Il était veuf, père d’un enfant. Il fit un congé au 98e régiment d’infanterie et fut libéré sans certificat de bonne conduite. Le 21 février 1859, le 1er conseil de guerre de la 1re division militaire le condamna à trois mois de prison pour bris de clôture dans un bâtiment d’État et destruction d’un effet d’habillement.
Pendant le 1er Siège, il était sergent à la 5e compagnie sédentaire du 194e bataillon de la Garde nationale. Fin avril 1871, il fut nommé sous-lieutenant. Il prit des gardes à plusieurs reprises à la caserne de gendarmerie, rue des Minimes (IIIe arr.). Le 21 mai, les compagnies sédentaires du 194e bataillon furent conduites à Passy (XVIe arr.) et Tricout fait prisonnier.

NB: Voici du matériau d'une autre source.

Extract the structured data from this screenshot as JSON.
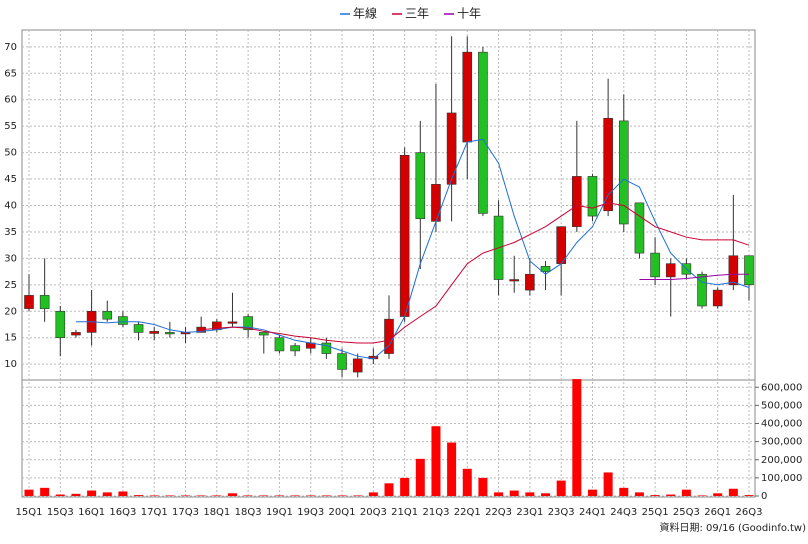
{
  "chart_data": {
    "type": "candlestick",
    "categories": [
      "15Q1",
      null,
      "15Q3",
      null,
      "16Q1",
      null,
      "16Q3",
      null,
      "17Q1",
      null,
      "17Q3",
      null,
      "18Q1",
      null,
      "18Q3",
      null,
      "19Q1",
      null,
      "19Q3",
      null,
      "20Q1",
      null,
      "20Q3",
      null,
      "21Q1",
      null,
      "21Q3",
      null,
      "22Q1",
      null,
      "22Q3",
      null,
      "23Q1",
      null,
      "23Q3",
      null,
      "24Q1",
      null,
      "24Q3",
      null,
      "25Q1",
      null,
      "25Q3",
      null,
      "26Q1",
      null,
      "26Q3"
    ],
    "open": [
      20.5,
      23,
      20,
      15.5,
      16,
      20,
      19,
      17.5,
      15.8,
      16,
      15.8,
      16,
      16.5,
      18,
      19,
      16,
      15,
      13.5,
      13,
      14,
      12,
      8.5,
      11,
      12,
      19,
      50,
      37,
      44,
      52,
      69,
      38,
      26,
      24,
      28.5,
      29,
      36,
      45.5,
      39,
      56,
      40.5,
      31,
      26.5,
      29,
      27,
      21,
      25,
      30.5
    ],
    "high": [
      27,
      30,
      21,
      16.5,
      24,
      22,
      20,
      18,
      17,
      18,
      17,
      19,
      18.5,
      23.5,
      19.5,
      16,
      15.5,
      14,
      15,
      15,
      13,
      12,
      13,
      23,
      51,
      56,
      63,
      72,
      72,
      70,
      41,
      30.5,
      30,
      29.5,
      36,
      56,
      46,
      64,
      61,
      40.5,
      34,
      30,
      30,
      27.5,
      24.5,
      42,
      30.5
    ],
    "low": [
      20,
      18,
      11.5,
      15,
      13.5,
      18,
      17,
      14.5,
      14.5,
      15,
      14,
      16,
      16,
      17,
      15,
      12,
      12,
      11.5,
      12,
      11,
      7.5,
      7.5,
      10,
      11,
      18,
      28,
      35,
      37,
      45,
      38,
      23,
      23.5,
      23,
      24,
      23,
      35,
      37,
      38,
      35,
      30,
      25,
      19,
      26,
      20.5,
      20.5,
      24,
      22
    ],
    "close": [
      23,
      20.5,
      15,
      16,
      20,
      18.5,
      17.5,
      16,
      16.2,
      15.8,
      16,
      17,
      18,
      18,
      16.5,
      15.5,
      12.5,
      12.5,
      14,
      12,
      9,
      11,
      11.5,
      18.5,
      49.5,
      37.5,
      44,
      57.5,
      69,
      38.5,
      26,
      26,
      27,
      27.5,
      36,
      45.5,
      38,
      56.5,
      36.5,
      31,
      26.5,
      29,
      27,
      21,
      24,
      30.5,
      25
    ],
    "up_color": "#d40000",
    "down_color": "#22c022",
    "lines": [
      {
        "name": "年線",
        "color": "#1e6fd9",
        "values": [
          null,
          null,
          null,
          18,
          18,
          17.8,
          18,
          18,
          17.5,
          16.5,
          16,
          16.2,
          16.5,
          17,
          17,
          16.5,
          15.5,
          14.5,
          14,
          13.5,
          12.5,
          11.5,
          11,
          13.5,
          19,
          29,
          37,
          45,
          52,
          52.5,
          48,
          38,
          29.5,
          27,
          29,
          33,
          36,
          42,
          45,
          43.5,
          37,
          31,
          28,
          25.5,
          25,
          25.5,
          24.5
        ]
      },
      {
        "name": "三年",
        "color": "#cc0033",
        "values": [
          null,
          null,
          null,
          null,
          null,
          null,
          null,
          null,
          null,
          null,
          null,
          16.5,
          16.8,
          17,
          16.8,
          16.2,
          15.8,
          15.3,
          15,
          14.5,
          14.2,
          14,
          14,
          14.5,
          17,
          19,
          21,
          25,
          29,
          31,
          32,
          33,
          34.5,
          36,
          38,
          40,
          39.5,
          40.5,
          40,
          38,
          36,
          35,
          34,
          33.5,
          33.5,
          33.5,
          32.5
        ]
      },
      {
        "name": "十年",
        "color": "#9900aa",
        "values": [
          null,
          null,
          null,
          null,
          null,
          null,
          null,
          null,
          null,
          null,
          null,
          null,
          null,
          null,
          null,
          null,
          null,
          null,
          null,
          null,
          null,
          null,
          null,
          null,
          null,
          null,
          null,
          null,
          null,
          null,
          null,
          null,
          null,
          null,
          null,
          null,
          null,
          null,
          null,
          26,
          26,
          26,
          26.2,
          26.5,
          26.8,
          27,
          27
        ]
      }
    ],
    "ylim": [
      7,
      73
    ],
    "yticks": [
      10,
      15,
      20,
      25,
      30,
      35,
      40,
      45,
      50,
      55,
      60,
      65,
      70
    ],
    "volume": {
      "color": "#ff0000",
      "values": [
        35000,
        45000,
        8000,
        12000,
        30000,
        20000,
        25000,
        5000,
        3000,
        3000,
        3000,
        3000,
        3000,
        15000,
        3000,
        3000,
        3000,
        3000,
        3000,
        3000,
        3000,
        3000,
        20000,
        70000,
        100000,
        205000,
        385000,
        295000,
        150000,
        100000,
        20000,
        30000,
        20000,
        15000,
        85000,
        645000,
        35000,
        130000,
        45000,
        20000,
        5000,
        8000,
        35000,
        3000,
        15000,
        40000,
        5000
      ],
      "ylim": [
        0,
        640000
      ],
      "yticks": [
        0,
        {
          "value": 100000,
          "label": "100,000"
        },
        {
          "value": 200000,
          "label": "200,000"
        },
        {
          "value": 300000,
          "label": "300,000"
        },
        {
          "value": 400000,
          "label": "400,000"
        },
        {
          "value": 500000,
          "label": "500,000"
        },
        {
          "value": 600000,
          "label": "600,000"
        }
      ]
    },
    "grid": true,
    "footnote": "資料日期: 09/16  (Goodinfo.tw)"
  }
}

Condamné, le 6 décembre 1871, par le 5e conseil de guerre, à la déportation simple et à la privation des droits civiques, il arriva à Nouméa le 4 mai 1873. Il obtint la remise de sa peine le 15 janvier 1879.

Pour citer cet article :
https://maitron.fr/spip.php?article72026, notice TRICOUT Edmond, version mise en ligne le 26 juillet 2009, dernière modification le 19 septembre 2020.

SOURCES : Arch. Nat., BB 24/748. — Arch. PPo., listes d’amnistiés. — Note de Louis Bretonnière.